Arrhythmogenic Left Ventricular Cardiomyopathy Caused by a Novel Likely Pathogenic Dsp Mutation, P.K1165rfs*8, in a Family With Sudden Cardiac Death Publisher Pubmed



Azimi A¹ ; Pourirahim M² ; Houshmand G¹ ; Adimi S¹ ; Maleki M² ; Kalayinia S²
Source: BMC Medical Genomics Published:2023

Abstract

Objective: We conducted an investigation into the clinical and molecular characteristics of Arrhythmogenic left ventricular cardiomyopathy (ALVC) caused by a novel likely pathogenic mutation in an Iranian pedigree with sudden cardiac death (SCD). Background: ALVC is a genetically inherited myocardial disease characterized by the substitution of fibro-fatty tissue in the left ventricular myocardium, predominantly inherited in an autosomal dominant pattern and is commonly associated with genes involved in encoding desmosomal proteins, specifically Desmoplakin (DSP).
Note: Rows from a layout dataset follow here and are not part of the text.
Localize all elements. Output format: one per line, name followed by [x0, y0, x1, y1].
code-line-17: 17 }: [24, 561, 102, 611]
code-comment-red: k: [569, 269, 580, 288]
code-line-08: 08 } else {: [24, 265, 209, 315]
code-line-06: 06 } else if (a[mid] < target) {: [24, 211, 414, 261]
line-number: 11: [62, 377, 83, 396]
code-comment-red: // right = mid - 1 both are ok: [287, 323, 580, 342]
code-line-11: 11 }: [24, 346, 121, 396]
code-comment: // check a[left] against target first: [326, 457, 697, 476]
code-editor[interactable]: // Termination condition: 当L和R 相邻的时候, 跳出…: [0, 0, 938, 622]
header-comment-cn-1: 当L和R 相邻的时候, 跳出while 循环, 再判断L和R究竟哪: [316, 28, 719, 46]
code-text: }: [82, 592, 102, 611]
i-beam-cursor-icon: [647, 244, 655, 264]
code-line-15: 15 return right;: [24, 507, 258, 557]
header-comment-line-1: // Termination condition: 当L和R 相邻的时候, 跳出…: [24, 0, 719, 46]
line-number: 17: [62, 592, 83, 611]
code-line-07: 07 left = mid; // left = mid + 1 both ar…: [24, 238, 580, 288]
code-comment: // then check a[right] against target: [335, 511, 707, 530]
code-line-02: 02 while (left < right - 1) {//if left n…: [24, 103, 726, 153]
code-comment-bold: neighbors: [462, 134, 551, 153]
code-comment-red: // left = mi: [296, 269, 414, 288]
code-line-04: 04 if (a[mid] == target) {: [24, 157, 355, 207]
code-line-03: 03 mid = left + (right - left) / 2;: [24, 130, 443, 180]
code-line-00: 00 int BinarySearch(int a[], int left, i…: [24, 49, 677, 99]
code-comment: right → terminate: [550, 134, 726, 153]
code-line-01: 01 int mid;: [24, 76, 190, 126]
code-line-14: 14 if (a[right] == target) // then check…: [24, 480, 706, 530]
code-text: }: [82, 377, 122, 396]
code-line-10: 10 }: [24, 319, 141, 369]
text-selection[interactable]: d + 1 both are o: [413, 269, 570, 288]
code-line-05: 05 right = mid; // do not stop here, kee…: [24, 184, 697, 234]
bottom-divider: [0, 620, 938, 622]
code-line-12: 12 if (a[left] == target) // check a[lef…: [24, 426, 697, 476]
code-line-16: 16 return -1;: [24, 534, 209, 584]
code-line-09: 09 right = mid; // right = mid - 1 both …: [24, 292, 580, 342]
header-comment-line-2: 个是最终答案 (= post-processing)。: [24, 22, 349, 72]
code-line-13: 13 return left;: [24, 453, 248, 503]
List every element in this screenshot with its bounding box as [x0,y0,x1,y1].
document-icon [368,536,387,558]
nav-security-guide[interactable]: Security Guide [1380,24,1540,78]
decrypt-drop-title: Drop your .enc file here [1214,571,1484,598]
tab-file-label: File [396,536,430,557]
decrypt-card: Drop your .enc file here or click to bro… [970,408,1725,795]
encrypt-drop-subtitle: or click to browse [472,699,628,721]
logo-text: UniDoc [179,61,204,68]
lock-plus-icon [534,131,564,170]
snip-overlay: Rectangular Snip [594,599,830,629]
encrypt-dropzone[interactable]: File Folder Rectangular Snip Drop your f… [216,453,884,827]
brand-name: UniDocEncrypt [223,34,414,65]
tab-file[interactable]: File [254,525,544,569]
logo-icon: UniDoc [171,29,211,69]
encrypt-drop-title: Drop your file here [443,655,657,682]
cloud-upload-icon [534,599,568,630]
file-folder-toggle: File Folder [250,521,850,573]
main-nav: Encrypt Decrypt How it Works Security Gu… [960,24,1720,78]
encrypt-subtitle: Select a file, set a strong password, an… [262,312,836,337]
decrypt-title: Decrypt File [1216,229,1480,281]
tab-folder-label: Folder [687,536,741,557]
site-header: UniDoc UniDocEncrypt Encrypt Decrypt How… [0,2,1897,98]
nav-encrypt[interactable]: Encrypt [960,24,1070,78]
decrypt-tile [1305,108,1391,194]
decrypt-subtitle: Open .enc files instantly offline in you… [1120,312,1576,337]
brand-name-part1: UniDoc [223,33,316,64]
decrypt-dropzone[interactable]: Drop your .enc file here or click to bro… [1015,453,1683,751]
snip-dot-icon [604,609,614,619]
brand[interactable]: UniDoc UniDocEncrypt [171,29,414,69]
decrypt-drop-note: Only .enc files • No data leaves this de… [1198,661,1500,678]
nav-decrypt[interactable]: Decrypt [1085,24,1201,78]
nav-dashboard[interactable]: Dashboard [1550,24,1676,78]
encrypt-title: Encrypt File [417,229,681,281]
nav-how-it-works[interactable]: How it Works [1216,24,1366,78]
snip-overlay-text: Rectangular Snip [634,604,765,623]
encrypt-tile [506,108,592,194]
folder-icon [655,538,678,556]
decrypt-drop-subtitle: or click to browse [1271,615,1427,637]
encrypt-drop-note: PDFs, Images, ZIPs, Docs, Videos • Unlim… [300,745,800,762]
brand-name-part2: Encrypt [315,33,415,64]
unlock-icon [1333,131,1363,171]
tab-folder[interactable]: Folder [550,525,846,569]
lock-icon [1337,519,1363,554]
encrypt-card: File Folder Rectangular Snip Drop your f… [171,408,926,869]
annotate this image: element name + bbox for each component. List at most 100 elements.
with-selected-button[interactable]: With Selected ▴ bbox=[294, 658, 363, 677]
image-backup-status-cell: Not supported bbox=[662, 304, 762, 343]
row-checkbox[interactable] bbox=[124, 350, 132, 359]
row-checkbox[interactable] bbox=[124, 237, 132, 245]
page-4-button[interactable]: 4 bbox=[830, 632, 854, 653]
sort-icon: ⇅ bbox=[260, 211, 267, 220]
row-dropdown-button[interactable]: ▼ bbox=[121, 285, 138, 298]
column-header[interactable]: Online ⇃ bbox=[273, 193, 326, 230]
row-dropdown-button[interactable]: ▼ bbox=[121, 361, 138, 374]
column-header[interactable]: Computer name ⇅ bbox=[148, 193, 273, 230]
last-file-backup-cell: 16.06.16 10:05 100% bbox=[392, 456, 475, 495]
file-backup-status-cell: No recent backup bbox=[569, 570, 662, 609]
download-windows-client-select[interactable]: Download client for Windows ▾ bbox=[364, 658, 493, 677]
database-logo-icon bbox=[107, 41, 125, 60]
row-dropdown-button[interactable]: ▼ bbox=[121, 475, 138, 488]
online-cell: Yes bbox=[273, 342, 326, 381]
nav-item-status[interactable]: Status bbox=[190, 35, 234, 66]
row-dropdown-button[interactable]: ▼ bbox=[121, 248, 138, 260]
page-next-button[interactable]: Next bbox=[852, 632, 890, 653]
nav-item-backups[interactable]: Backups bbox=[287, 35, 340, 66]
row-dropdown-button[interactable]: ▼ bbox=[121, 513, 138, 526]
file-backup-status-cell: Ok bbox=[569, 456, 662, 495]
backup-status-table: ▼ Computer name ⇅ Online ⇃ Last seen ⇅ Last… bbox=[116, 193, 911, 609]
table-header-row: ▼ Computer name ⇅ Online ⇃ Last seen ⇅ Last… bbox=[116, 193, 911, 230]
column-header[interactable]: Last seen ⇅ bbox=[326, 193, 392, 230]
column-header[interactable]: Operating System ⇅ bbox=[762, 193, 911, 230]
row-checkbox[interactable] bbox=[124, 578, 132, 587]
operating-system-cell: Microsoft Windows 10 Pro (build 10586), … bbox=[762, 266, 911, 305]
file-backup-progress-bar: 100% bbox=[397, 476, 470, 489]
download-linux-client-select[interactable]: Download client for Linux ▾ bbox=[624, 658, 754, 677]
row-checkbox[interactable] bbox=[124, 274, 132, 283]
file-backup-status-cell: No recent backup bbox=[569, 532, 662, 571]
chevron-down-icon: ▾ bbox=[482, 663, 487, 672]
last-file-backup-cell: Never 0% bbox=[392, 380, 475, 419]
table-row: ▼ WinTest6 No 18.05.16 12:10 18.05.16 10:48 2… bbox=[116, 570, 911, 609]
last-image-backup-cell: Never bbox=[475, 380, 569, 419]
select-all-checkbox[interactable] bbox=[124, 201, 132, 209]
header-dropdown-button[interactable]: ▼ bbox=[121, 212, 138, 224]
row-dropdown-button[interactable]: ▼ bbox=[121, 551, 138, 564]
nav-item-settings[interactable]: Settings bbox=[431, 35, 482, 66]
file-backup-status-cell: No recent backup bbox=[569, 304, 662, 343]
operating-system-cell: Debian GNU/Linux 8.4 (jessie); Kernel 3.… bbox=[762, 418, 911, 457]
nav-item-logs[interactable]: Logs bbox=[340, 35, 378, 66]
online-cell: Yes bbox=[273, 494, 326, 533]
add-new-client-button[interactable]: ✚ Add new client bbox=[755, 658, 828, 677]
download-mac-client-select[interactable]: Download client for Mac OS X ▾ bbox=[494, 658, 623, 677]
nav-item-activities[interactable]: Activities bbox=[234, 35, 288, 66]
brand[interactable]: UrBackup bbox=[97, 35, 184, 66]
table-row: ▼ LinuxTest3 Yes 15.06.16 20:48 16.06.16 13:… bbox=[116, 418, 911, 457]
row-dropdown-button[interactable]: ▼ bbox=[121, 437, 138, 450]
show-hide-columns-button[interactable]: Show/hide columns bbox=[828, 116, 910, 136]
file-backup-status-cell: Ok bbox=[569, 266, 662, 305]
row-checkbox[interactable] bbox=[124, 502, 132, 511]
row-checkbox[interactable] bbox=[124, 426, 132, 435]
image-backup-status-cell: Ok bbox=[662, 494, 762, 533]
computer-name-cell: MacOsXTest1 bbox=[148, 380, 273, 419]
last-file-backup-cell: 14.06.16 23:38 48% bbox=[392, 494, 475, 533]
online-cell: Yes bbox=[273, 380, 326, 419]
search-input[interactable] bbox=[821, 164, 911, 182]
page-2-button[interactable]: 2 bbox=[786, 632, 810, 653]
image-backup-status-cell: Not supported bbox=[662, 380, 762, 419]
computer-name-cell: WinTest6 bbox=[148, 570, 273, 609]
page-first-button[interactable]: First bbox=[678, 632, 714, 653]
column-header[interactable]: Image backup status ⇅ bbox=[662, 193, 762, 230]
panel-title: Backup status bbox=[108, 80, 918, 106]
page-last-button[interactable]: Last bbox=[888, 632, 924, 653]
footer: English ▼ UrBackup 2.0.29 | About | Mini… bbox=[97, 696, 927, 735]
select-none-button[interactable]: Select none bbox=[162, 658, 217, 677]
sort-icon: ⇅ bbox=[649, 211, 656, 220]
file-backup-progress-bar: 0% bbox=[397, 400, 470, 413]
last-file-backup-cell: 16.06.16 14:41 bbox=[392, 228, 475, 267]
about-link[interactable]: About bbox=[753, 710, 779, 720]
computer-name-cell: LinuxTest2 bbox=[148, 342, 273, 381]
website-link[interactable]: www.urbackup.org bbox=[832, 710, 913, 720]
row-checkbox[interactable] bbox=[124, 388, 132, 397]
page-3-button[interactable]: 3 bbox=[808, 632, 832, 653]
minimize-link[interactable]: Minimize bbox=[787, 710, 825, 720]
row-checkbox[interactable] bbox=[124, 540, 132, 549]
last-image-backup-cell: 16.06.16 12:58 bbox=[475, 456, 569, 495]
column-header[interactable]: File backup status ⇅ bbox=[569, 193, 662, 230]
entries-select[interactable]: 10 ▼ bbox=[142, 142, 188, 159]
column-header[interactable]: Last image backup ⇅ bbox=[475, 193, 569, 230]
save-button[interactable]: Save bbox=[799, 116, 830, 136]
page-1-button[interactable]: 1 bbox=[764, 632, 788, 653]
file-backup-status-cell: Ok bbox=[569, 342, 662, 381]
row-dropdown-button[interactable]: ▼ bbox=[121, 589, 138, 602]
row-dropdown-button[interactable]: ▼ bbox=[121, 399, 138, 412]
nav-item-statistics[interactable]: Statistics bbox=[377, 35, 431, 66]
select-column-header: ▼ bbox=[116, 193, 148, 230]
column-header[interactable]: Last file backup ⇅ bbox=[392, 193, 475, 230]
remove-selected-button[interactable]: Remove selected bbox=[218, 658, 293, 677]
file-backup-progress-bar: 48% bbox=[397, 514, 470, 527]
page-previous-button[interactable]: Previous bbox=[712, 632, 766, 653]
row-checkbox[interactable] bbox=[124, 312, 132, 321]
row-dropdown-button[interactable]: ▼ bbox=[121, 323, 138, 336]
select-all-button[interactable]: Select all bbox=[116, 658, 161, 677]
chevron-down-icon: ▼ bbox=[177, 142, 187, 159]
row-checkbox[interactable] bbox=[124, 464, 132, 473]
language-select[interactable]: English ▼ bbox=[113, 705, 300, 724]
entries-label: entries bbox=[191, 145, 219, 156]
Methods: The patient and available family members underwent a comprehensive clinical assessment, including Cardiac magnetic resonance (CMR) imaging, along with Whole-exome sequencing (WES). The identified variant was confirmed and segregated by Polymerase chain reaction (PCR) and Sanger sequencing in the family members. Results: A novel likely pathogenic heterozygous variant, DSP (NM_004415.4), c.3492_3498del, p.K1165Rfs*8 was discovered in the proband. This variant is likely to be the primary reason for ALVC in this specific family. This variant was confirmed by Sanger sequencing and segregated in other affected members of the family. Conclusion: We identified a novel likely pathogenic variant in the DSP gene, which has been identified as the cause of ALVC in an Iranian family. Our investigation underscores the importance of genetic testing, specifically WES, for individuals suspected of ALVC and have a family history of SCD. © 2023, The Author(s).